Gold prices jumped by more than 1% on Thursday after moving sideways over the past week, as investors reacted to the US Federal Reserve’s dovish messaging after keeping the benchmark interest rate near zero (as expected).
Spot gold was up 1.3% to $1,830.06 per ounce by noon ET, close to its highest since mid-July. US gold futures saw a larger gain of 1.7%, trading at $1,831.40 per ounce in New York.
[Click here for an interactive chart of gold prices]
On Wednesday, Fed chairman Jerome Powell stated that the central bank is “nowhere near considering a rate hike” despite the optimism about the economy.

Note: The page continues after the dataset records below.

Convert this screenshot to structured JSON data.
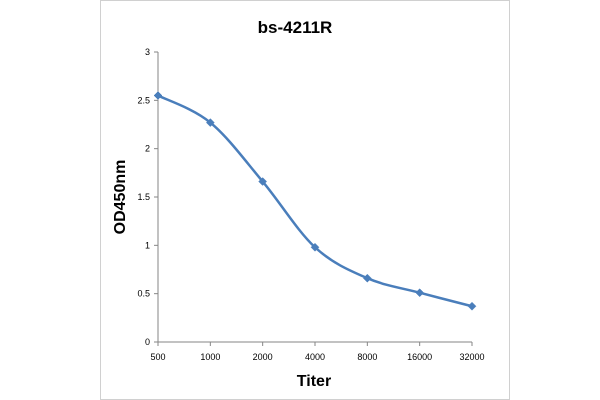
{
  "chart_data": {
    "type": "line",
    "title": "bs-4211R",
    "xlabel": "Titer",
    "ylabel": "OD450nm",
    "categories": [
      "500",
      "1000",
      "2000",
      "4000",
      "8000",
      "16000",
      "32000"
    ],
    "series": [
      {
        "values": [
          2.55,
          2.27,
          1.66,
          0.98,
          0.66,
          0.51,
          0.37
        ]
      }
    ],
    "ylim": [
      0,
      3
    ],
    "yticks": [
      "0",
      "0.5",
      "1",
      "1.5",
      "2",
      "2.5",
      "3"
    ],
    "grid": false,
    "legend": "none",
    "line_color": "#4a7ebb",
    "marker": "diamond"
  }
}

He added that the US job market still has “some ground to cover” before it would be time to pull back support.
“You’re going to see inflation heat up moving forward because the Fed is more focused on employment and is not going to fight them in the near-term and that is a positive environment for precious metals,” David Meger, director of metals trading at High Ridge Futures, told Reuters, adding:
“This is not a flash-in-the-pan type rally but a more sustainable one because nothing is standing in gold’s way.”
Reinforcing Powell’s views, data showed the US economy grew at a 6.5% annualized rate last quarter, below a forecast for an 8.5% rise by economists in a Reuters poll.
A dovish tone from the Fed is good news for gold, as lower interest rates reduce the opportunity cost of holding non-yielding bullion.
Adding to gold’s support, the dollar index slipped to a one-month low, making gold less expensive for holders of other currencies.
“Rising monetary policy uncertainty, inflation and increasing risk of equity market volatility should favour demand for safe-haven assets,” ANZ Research said in a note.
Meanwhile, global demand for gold rose in the second quarter to its highest quarterly level in a year as central banks and investors stepped up purchases, according to the World Gold Council’s quarterly report.